Elle dépose un léger baiser sur mon front. J'attrape la poignée avec un dernier regard vers elle tandis que ses yeux désapprobateurs me scrutent de haut en bas.

— Tu es sûr que tu as tout ? Ta carte magnétique ? Et tu n'oublies pas de bien manger à midi, d'accord ?

— Oui, maman, tout est dans mon sac. Ne t'inquiète pas.

Elle semble encore hésitante et continue de me bombarder de questions.

— Tu as mis des chaussettes chaudes ? Il fait froid dehors. Et n'oublie pas de dire à Nelson que je le trouve très brave, surtout après ce qu'il a traversé.

— Oui, maman, j'ai des chaussettes chaudes et je lui dirai !

Avant de partir, je me tourne vers le placard à manteaux et en sors une écharpe que j'enroule autour de mon cou. Elle me sourit.

— Bisou, mon sucre d'orge. Je t'aime. Sois sympa avec Nelson aujourd'hui, ça fait cinq ans que... tu sais.

Elle ne finit pas sa phrase, mais son expression est lourde de sous-entendus.

— Je sais. À ce soir, lui dis-je en faisant un signe de la tête, signe que j'ai compris ce qu'elle voulait dire.

Ça fait cinq ans que sa mère est morte, et que Nelson n'est plus lui-même. Cinq ans que mon meilleur ami n'est plus celui qu'il était avant cet événement qui nous a tous détruits.

— Et n'oublie pas, si tu as besoin de quelque chose, tu m'appelles, d'accord ? insiste-t-elle une dernière fois.
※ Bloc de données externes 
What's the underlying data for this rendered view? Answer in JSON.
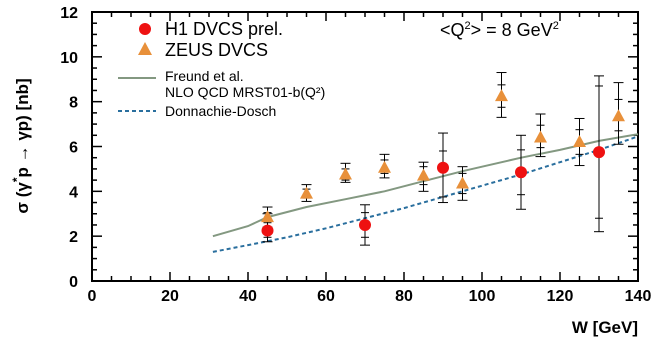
{
  "chart_data": {
    "type": "scatter",
    "xlabel": "W [GeV]",
    "ylabel_parts": [
      "σ (γ",
      "*",
      "p → γp)  [nb]"
    ],
    "xlim": [
      0,
      140
    ],
    "ylim": [
      0,
      12
    ],
    "xticks": [
      0,
      20,
      40,
      60,
      80,
      100,
      120,
      140
    ],
    "yticks": [
      0,
      2,
      4,
      6,
      8,
      10,
      12
    ],
    "grid": false,
    "legend_position": "top-left",
    "annotation": {
      "text_parts": [
        "<Q",
        "2",
        "> = 8 GeV",
        "2"
      ]
    },
    "series": [
      {
        "name": "H1 DVCS prel.",
        "kind": "points",
        "marker": "circle",
        "color": "#ee1111",
        "points": [
          {
            "x": 45,
            "y": 2.25,
            "err_lo": 0.5,
            "err_hi": 0.75,
            "inner_lo": 0.3,
            "inner_hi": 0.45
          },
          {
            "x": 70,
            "y": 2.5,
            "err_lo": 0.9,
            "err_hi": 0.9,
            "inner_lo": 0.55,
            "inner_hi": 0.55
          },
          {
            "x": 90,
            "y": 5.05,
            "err_lo": 1.55,
            "err_hi": 1.55,
            "inner_lo": 1.3,
            "inner_hi": 0.75
          },
          {
            "x": 110,
            "y": 4.85,
            "err_lo": 1.65,
            "err_hi": 1.65,
            "inner_lo": 1.0,
            "inner_hi": 1.0
          },
          {
            "x": 130,
            "y": 5.75,
            "err_lo": 3.55,
            "err_hi": 3.4,
            "inner_lo": 2.95,
            "inner_hi": 2.95
          }
        ]
      },
      {
        "name": "ZEUS DVCS",
        "kind": "points",
        "marker": "triangle",
        "color": "#e8903a",
        "points": [
          {
            "x": 45,
            "y": 2.85,
            "err_lo": 0.45,
            "err_hi": 0.45,
            "inner_lo": 0.25,
            "inner_hi": 0.2
          },
          {
            "x": 55,
            "y": 3.9,
            "err_lo": 0.35,
            "err_hi": 0.4,
            "inner_lo": 0.2,
            "inner_hi": 0.2
          },
          {
            "x": 65,
            "y": 4.75,
            "err_lo": 0.35,
            "err_hi": 0.5,
            "inner_lo": 0.25,
            "inner_hi": 0.25
          },
          {
            "x": 75,
            "y": 5.05,
            "err_lo": 0.45,
            "err_hi": 0.6,
            "inner_lo": 0.25,
            "inner_hi": 0.35
          },
          {
            "x": 85,
            "y": 4.7,
            "err_lo": 0.7,
            "err_hi": 0.6,
            "inner_lo": 0.4,
            "inner_hi": 0.4
          },
          {
            "x": 95,
            "y": 4.35,
            "err_lo": 0.75,
            "err_hi": 0.75,
            "inner_lo": 0.45,
            "inner_hi": 0.45
          },
          {
            "x": 105,
            "y": 8.25,
            "err_lo": 0.95,
            "err_hi": 1.05,
            "inner_lo": 0.5,
            "inner_hi": 0.5
          },
          {
            "x": 115,
            "y": 6.4,
            "err_lo": 0.85,
            "err_hi": 1.05,
            "inner_lo": 0.45,
            "inner_hi": 0.55
          },
          {
            "x": 125,
            "y": 6.2,
            "err_lo": 1.05,
            "err_hi": 1.05,
            "inner_lo": 0.55,
            "inner_hi": 0.55
          },
          {
            "x": 135,
            "y": 7.35,
            "err_lo": 1.25,
            "err_hi": 1.5,
            "inner_lo": 0.65,
            "inner_hi": 0.75
          }
        ]
      },
      {
        "name_lines": [
          "Freund et al.",
          "NLO QCD MRST01-b(Q²)"
        ],
        "kind": "line",
        "style": "solid",
        "color": "#839881",
        "x": [
          31,
          40,
          45,
          55,
          65,
          75,
          85,
          95,
          100,
          110,
          120,
          130,
          140
        ],
        "y": [
          2.0,
          2.45,
          2.85,
          3.3,
          3.65,
          4.0,
          4.45,
          4.9,
          5.1,
          5.5,
          5.85,
          6.25,
          6.55
        ]
      },
      {
        "name": "Donnachie-Dosch",
        "kind": "line",
        "style": "dashed",
        "color": "#2a6f9e",
        "x": [
          31,
          40,
          50,
          60,
          70,
          80,
          90,
          100,
          110,
          120,
          130,
          140
        ],
        "y": [
          1.3,
          1.6,
          1.95,
          2.35,
          2.8,
          3.25,
          3.75,
          4.25,
          4.75,
          5.3,
          5.85,
          6.45
        ]
      }
    ]
  }
}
— Promis, maman. À ce soir.

Je descends les marches du porche, ressentant le froid mordant de l'air matinal contre ma peau encore tiède de la douche. Les feuilles mortes craquent sous mes pieds, ajoutant un bruit familier à cette scène quotidienne. Nelson est là, m'attendant patiemment avec un sourire complice, ses cheveux blonds légèrement ébouriffés par le vent. Il me lance un regard chaleureux, celui qui semble dire que tout va bien. Sauf que derrière cette façade se cache une cicatrice qui saigne encore.

Cette douleur, bien qu'invisible à l'œil nu, est toujours présente, poignante et vive. Je l'ai vue se manifester dans ses silences prolongés, dans ses regards perdus dans le vide et dans ces moments où son sourire s'efface trop rapidement.

J'essaye tous les jours de lui montrer que même si cette cicatrice fait partie de nous, elle ne doit pas nous définir. Depuis tout ce temps, Nelson n'a pas encore fait son deuil. Il était bloqué dans un trou noir, et j'ai tenté de lui montrer qu'il y avait encore de la lumière au-delà des ténèbres. J'ai essayé de lui transmettre l'idée que, même si nous sommes tous marqués par cette perte, nous avons également la capacité de trouver un nouvel équilibre et de découvrir une nouvelle manière d'avancer. Je fais partie de ceux qui pensent qu'on ne se remet jamais vraiment de ce genre d'événement. On apprend plutôt à vivre avec, à intégrer cette absence dans notre quotidien.

Il a toujours été là pour moi, même dans les moments les plus difficiles. Son amitié et sa présence constante m'ont aidé à traverser des périodes où tout semblait perdu. Il est ma force, mon refuge, celui qui me comprend sans que j'aie besoin de parler. Savoir qu'il est à mes côtés me donne le courage de continuer, de croire en un avenir meilleur malgré les épreuves.

Je voudrais tellement qu'il comprenne à quel point il est important pour moi, à quel point il a su combler le vide laissé par l'absence de mon père. Nelson est plus qu'un ami ; il est ma famille, ma lumière dans les ténèbres.